Hail! Hornet, Disperse the Curse

If swamp metal (like, say, Black Tusk) is punk, thrash, southern rock, sludge and grunge in a musical stew, then Hail! Hornet are swamp n’ roll.

Fitting too, as while I write this it’s 96.8 degrees outside, the A/C is half-broken, and on this second floor it’s probably 115 degrees. It’s hot (and humid) enough that I can actually feel my hair and beard grow out; shit, I can feel them want to grow out. I’m shirtless, sweating, unshaved (intoxicated? Depends on the state….), and am really enjoying universes align here, really enjoying this synchronicity: my mental and physical worlds have almost perfectly coalesced into this record’s sounds.

This record, this Disperse the Curse, perfectly encapsulates where I’m “at” now. Feel me?

No? Then dig this:

Current and former members of Buzzov*en, Weedeater, Sourvein, Bongzilla, Morne and others make up Hail! Hornet– and if you’re reading this site, you can probably guess exactly what this sounds like.

What you might not guess, however, is how much fun they seem to have been having recording this. This is 2011’s version of 1955’s good blowing sessions. Everyone got together, vibed off each other, and made that alchemy obvious enough to place on wax: dig us, having a blast rockin out with our cock[in] out. This is the dixie sludge metal equivalent of Monk, Parker, Stanley Turrentine and Coleman Hawkins jamming after hours at Minton’s.

And Goddamn is it fun stuff.

Disperse the Curse is Motorhead if they smoked more than they drank, it’s Entombed or the Cro-Mags if they were from the Deep South, it’s… you feel me.

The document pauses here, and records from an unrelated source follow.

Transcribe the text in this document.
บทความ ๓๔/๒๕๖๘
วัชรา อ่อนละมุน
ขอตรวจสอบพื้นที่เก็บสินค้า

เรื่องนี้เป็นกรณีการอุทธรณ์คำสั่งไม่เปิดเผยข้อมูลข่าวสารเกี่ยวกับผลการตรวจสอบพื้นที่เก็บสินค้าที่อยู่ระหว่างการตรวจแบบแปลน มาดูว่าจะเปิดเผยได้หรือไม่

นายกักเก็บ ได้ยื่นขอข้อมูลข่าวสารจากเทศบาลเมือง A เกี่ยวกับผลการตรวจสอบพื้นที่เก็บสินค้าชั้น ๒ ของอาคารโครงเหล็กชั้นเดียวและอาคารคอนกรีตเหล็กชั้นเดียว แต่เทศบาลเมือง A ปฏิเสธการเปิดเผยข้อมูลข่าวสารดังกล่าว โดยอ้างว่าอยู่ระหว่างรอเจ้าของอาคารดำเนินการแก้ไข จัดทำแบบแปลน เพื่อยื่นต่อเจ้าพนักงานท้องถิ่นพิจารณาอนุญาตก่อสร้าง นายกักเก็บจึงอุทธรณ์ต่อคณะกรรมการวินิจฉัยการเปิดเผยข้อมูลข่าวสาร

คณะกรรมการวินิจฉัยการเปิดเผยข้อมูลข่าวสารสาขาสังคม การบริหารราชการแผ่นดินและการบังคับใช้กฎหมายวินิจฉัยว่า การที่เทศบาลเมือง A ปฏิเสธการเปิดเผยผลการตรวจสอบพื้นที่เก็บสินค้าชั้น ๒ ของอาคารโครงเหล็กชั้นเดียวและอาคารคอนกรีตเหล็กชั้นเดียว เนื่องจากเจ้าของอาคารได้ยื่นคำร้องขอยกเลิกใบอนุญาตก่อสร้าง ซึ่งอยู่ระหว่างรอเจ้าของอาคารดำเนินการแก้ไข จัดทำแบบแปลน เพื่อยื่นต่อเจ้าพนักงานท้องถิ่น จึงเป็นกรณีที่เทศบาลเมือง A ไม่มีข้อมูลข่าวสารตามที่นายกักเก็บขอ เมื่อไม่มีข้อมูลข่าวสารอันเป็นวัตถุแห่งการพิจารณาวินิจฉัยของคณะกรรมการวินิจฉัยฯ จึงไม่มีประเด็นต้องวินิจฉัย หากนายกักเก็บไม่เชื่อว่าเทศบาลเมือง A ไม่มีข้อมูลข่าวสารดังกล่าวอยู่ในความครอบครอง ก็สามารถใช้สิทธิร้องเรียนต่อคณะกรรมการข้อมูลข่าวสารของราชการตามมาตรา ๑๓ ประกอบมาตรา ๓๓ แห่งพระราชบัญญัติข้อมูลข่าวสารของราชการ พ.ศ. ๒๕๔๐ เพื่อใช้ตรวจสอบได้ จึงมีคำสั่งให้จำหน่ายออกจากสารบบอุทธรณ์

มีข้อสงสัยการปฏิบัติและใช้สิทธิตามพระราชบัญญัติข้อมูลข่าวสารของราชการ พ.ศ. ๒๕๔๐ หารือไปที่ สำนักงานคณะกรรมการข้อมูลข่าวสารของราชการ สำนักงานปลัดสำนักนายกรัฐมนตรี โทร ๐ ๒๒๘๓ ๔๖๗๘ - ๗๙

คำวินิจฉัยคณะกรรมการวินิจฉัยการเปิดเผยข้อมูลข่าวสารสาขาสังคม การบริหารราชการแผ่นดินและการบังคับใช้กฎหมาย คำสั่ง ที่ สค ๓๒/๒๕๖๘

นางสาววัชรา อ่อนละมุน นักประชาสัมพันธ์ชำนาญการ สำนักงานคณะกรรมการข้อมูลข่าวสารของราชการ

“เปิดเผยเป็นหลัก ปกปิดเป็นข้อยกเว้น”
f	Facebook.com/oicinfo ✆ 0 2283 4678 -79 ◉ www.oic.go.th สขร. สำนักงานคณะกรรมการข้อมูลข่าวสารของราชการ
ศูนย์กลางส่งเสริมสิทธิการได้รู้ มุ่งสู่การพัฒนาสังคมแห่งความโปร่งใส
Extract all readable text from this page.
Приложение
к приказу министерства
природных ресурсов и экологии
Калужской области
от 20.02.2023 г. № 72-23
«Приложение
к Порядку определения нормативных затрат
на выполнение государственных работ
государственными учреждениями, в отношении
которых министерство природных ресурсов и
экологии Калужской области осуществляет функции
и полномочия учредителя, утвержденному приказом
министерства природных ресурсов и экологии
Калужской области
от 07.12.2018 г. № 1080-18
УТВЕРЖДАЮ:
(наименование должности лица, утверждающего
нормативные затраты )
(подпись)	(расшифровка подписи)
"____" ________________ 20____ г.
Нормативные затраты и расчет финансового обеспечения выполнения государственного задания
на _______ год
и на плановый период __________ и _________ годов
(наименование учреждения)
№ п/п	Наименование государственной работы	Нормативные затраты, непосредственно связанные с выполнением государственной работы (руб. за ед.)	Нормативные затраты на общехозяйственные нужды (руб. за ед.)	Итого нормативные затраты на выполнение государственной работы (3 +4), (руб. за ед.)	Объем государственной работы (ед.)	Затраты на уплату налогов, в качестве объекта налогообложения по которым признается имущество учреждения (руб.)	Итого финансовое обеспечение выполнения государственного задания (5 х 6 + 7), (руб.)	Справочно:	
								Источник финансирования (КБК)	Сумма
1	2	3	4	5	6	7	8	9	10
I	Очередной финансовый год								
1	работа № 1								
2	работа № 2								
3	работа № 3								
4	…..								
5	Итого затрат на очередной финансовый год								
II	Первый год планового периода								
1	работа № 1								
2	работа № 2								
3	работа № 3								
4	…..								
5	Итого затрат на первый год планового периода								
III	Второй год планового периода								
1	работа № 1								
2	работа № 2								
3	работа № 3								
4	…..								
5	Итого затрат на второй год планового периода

It’s fun, uptempo sludge: a rickety old beast, bored of lurching town to town destroying all, laying waste, et yawn cetera— who went and got stoned on an argot fungus in wheat and St. Vitus Danced his  goddamned way to a primrose path of carnage and mayhem that smelled like diesel oil, weed, cicadas and hot amp cable.

Still in? Yeah you are. Don’t act like that doesn’t sound like mad fun, son– the album version of mudding, cow-tippin, going shoeless for a season, or nailing your hot cousin.


“Gifted Horse,” track 2, is a particular ripper, as is “Glass Roses.” “Unholy Foe” slows down a bit –just long enough to crush, you understand– then “Scars” punishes you with a pear of agony for daring to think Hail! Hornet  had slowed down for even a second.

That last simile got a bit more grotesque than I’d intended.

ANYhoo… go listen. Me thinkee you likee.



  1. Not feeling it yet… I’ll give it a pause and see what I think when I come back to it. I was expecting something with a more bit swing and elasticity. I want to like it but my ears can sometimes be stubborn little fuckers.

    1. Yeah, it’s a stoner/sludger’s summer album: that good-time swamp metal. Pretty much generic, but you can hear what a good time they’re having. It’s like hearing someone laugh– you can’t help but go along.